The abortion math would be tricky though, because aborting offspring writes off the investment to date; while saving the investment yet to come. The latter is probably more important as human offspring take a very long time to get through the production line and are very costly to produce as finished goods.
PS moral considerations contributed not a thing to this comment.
Although it’s framed as “a woman’s right to choose”, it’s a hell of a lot more common for men to pressure
women into getting abortions they don’t want than to keep babies they don’t want.
Moore is asserting that in most of these cases the women aren’t choosing to abort girls, they’re more or less forced to.
Ellen, I agree that the results of a surplus of males will probably be as you say. It’s a bad tradition and I’d be quite happy with it being opposed by such means as a campaign of public services adverts on TV and posters in doctors’ waiting rooms. What I cannot explain is why those who passionately support a woman’s right to abortion as her individual human right then say it can be overridden by social engineering considerations.
Yes – logically if it is O.K. to get rid of babies, then it is O.K. to get rid of babies because-they-are-girls. Either before or AFTER birth (remember the American Democrats are quite happy with getting rid of babies after birth – not “just” before).
However it is NOT O.K. to get rid of babies.

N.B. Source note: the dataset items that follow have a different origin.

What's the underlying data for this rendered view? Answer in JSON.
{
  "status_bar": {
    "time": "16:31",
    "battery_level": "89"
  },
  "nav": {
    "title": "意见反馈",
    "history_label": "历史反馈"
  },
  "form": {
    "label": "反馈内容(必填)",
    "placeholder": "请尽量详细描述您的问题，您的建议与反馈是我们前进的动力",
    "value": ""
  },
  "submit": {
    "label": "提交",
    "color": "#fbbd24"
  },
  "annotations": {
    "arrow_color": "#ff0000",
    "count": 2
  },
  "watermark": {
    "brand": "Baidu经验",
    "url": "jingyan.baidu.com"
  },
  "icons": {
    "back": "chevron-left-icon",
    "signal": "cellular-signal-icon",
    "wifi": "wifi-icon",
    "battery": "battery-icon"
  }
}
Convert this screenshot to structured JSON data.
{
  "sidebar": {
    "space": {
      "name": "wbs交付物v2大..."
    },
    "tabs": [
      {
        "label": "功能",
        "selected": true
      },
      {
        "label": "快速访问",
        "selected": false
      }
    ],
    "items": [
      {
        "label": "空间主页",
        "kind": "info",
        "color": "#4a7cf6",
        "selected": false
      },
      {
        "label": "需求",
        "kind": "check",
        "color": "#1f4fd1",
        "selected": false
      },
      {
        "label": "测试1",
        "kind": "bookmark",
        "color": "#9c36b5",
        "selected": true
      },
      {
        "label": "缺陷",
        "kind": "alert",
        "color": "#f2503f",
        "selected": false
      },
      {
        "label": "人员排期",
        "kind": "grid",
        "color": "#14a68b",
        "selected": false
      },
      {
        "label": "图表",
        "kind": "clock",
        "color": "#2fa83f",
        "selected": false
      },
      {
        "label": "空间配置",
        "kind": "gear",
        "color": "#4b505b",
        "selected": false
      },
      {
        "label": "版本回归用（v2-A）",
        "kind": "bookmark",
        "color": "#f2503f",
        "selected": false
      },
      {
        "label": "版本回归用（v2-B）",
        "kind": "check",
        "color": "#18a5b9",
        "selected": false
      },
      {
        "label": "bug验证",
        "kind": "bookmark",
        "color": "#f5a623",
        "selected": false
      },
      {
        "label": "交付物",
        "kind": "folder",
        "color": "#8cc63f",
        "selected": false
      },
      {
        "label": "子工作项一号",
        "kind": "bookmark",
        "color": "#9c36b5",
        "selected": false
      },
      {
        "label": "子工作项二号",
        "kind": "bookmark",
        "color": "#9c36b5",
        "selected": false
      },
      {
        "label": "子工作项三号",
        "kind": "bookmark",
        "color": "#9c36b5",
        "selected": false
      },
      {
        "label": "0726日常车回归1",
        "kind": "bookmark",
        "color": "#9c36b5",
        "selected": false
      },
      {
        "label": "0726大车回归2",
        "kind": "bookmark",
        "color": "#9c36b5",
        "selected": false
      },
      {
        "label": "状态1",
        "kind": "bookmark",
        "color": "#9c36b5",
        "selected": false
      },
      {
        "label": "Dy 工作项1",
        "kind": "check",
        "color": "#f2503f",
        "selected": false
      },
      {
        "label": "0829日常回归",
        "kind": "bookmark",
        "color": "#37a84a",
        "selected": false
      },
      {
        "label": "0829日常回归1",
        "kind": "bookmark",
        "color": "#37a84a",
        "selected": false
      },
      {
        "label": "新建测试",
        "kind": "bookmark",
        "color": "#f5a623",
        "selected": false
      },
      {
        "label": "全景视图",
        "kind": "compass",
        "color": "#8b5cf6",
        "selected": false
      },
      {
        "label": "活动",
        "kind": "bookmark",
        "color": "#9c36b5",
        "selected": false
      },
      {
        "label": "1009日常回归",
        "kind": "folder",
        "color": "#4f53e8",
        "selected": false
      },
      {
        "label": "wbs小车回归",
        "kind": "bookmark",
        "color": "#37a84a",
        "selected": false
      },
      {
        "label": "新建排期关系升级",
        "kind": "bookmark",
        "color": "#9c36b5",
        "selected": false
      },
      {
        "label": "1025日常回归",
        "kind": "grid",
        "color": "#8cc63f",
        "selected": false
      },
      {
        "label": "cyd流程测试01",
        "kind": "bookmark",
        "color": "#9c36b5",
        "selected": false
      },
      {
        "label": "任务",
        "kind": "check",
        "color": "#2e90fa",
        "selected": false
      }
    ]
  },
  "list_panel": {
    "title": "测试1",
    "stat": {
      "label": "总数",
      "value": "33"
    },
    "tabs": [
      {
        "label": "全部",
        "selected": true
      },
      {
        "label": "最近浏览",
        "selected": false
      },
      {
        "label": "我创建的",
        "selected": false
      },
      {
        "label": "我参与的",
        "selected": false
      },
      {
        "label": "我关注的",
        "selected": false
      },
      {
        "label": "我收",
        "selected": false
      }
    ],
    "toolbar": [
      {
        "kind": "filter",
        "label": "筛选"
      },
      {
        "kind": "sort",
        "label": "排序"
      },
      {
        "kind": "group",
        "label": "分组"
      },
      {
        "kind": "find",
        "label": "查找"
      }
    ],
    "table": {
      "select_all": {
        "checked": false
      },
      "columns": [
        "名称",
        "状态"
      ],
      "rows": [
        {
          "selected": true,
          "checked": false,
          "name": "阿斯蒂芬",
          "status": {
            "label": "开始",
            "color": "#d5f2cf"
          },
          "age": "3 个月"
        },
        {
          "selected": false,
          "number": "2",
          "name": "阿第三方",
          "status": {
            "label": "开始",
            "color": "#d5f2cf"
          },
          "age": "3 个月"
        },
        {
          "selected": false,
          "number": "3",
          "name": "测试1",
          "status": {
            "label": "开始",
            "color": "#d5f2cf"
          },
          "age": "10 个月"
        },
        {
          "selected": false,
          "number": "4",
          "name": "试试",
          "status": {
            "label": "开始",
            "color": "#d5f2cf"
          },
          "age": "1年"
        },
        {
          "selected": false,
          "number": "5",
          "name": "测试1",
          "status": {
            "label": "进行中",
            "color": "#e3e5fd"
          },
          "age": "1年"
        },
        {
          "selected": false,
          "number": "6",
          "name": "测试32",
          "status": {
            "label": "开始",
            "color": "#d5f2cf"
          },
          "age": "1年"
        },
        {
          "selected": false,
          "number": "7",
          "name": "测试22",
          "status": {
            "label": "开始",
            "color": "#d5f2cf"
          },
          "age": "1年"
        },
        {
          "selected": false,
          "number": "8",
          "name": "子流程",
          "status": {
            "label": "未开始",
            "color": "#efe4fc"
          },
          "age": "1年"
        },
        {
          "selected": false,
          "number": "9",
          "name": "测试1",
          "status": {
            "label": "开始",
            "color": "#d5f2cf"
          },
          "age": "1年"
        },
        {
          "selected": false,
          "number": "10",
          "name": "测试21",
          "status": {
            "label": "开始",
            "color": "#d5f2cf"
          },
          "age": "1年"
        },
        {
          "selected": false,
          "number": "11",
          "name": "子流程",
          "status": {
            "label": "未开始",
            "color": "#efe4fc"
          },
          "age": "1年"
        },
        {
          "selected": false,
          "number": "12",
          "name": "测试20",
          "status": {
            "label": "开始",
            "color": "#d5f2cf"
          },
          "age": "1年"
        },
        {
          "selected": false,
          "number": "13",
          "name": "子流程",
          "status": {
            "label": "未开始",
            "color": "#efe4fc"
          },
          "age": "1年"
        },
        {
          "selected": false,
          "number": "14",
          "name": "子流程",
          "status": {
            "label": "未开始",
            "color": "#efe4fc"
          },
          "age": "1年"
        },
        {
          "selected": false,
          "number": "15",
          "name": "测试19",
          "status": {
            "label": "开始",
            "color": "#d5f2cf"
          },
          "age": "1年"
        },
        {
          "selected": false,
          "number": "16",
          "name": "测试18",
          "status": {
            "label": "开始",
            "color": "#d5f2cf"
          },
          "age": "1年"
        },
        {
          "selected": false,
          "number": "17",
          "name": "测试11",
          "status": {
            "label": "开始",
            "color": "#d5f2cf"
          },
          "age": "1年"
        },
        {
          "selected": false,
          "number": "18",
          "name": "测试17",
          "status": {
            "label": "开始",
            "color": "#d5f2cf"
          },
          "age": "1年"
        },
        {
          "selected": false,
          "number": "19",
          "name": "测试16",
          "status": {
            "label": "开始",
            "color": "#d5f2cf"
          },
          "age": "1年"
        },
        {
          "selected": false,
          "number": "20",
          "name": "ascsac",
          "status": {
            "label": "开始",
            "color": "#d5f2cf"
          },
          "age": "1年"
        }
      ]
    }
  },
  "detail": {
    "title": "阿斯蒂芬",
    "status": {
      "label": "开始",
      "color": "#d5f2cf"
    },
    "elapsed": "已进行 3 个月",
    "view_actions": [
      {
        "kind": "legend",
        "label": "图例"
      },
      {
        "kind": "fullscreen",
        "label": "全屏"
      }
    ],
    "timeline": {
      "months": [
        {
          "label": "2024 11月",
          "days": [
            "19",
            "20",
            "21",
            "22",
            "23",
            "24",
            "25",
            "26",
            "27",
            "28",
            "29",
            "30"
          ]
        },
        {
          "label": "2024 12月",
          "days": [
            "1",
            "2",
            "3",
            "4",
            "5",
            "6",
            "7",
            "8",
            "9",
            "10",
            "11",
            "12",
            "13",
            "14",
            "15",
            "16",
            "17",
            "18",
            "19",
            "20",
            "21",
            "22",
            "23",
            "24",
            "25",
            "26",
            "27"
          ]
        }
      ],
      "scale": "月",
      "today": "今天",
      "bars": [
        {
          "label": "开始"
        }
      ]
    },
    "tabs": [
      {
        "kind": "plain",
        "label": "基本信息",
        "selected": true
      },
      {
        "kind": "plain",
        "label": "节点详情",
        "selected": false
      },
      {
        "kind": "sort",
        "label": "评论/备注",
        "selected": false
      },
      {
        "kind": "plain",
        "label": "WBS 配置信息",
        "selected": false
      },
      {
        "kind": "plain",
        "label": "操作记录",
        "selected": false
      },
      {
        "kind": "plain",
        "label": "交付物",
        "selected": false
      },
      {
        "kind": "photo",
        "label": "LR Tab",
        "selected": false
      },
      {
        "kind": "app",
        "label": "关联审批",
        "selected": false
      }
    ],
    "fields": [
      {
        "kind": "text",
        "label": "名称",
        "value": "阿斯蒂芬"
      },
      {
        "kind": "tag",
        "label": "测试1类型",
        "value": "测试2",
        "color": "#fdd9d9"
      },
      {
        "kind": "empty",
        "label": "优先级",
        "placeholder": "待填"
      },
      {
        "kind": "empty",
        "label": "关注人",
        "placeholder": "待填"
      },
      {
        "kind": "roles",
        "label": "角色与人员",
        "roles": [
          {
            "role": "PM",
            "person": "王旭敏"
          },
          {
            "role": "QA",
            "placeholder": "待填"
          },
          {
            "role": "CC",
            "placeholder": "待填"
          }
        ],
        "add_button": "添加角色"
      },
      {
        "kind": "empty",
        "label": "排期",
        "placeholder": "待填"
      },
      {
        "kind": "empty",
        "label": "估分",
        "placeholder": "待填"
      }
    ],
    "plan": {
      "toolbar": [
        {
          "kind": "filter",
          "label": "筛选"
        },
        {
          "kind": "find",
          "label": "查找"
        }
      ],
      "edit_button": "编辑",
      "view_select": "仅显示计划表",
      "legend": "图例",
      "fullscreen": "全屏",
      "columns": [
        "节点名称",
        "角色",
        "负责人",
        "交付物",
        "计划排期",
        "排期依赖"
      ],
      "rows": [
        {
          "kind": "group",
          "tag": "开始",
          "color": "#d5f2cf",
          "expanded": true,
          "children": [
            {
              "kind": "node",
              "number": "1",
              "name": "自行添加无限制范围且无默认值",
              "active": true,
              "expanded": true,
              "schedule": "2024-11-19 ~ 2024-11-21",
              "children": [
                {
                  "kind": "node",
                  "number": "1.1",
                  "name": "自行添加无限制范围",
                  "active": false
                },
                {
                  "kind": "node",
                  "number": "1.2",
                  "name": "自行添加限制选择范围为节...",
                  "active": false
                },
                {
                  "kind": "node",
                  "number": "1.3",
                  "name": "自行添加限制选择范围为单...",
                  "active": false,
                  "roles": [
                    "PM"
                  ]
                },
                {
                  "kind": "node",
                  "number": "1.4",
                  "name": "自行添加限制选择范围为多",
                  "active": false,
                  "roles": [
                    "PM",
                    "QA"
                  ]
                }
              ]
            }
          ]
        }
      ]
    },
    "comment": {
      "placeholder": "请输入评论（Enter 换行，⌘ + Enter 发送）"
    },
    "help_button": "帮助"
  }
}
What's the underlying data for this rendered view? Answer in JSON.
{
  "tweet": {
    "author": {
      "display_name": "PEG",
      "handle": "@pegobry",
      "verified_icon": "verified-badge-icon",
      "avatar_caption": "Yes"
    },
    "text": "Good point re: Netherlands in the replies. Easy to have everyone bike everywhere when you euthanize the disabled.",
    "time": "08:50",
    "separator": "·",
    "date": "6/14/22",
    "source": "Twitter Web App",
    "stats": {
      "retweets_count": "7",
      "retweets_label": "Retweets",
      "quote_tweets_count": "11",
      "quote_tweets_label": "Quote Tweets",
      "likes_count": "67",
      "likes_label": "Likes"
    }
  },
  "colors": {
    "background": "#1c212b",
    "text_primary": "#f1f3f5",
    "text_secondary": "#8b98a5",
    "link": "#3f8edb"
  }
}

The Soviet Union was the first power in modern times to legalize abortion – but Stalin decided it was going too far.
The policy was too extreme even for Joseph Stalin. Someone tell the pathetic Mr Putin that – as abortion proceeds apace in his “Holy Mother Russia”.
By the way – this is nothing much to do with religion, as the Scholastic philosophers pointed out – natural law (moral good and moral evil) is the law of God, BUT if God did not exist the moral law would be EXACTLY THE SAME.
In my youth the most famous atheist was Christopher Hitchens – he was also pro life.
As for the British state – during the Covid lockdowns it did not bother with cancer (it still does not bother – when I went for my prostrate exam I was told “don’t you know there is a strike on?”) – but abortion was declared “essential medical care” and this chopping up of babies was to continue regardless of the Covid lockdown.
This shows all that needs to be known about the British state.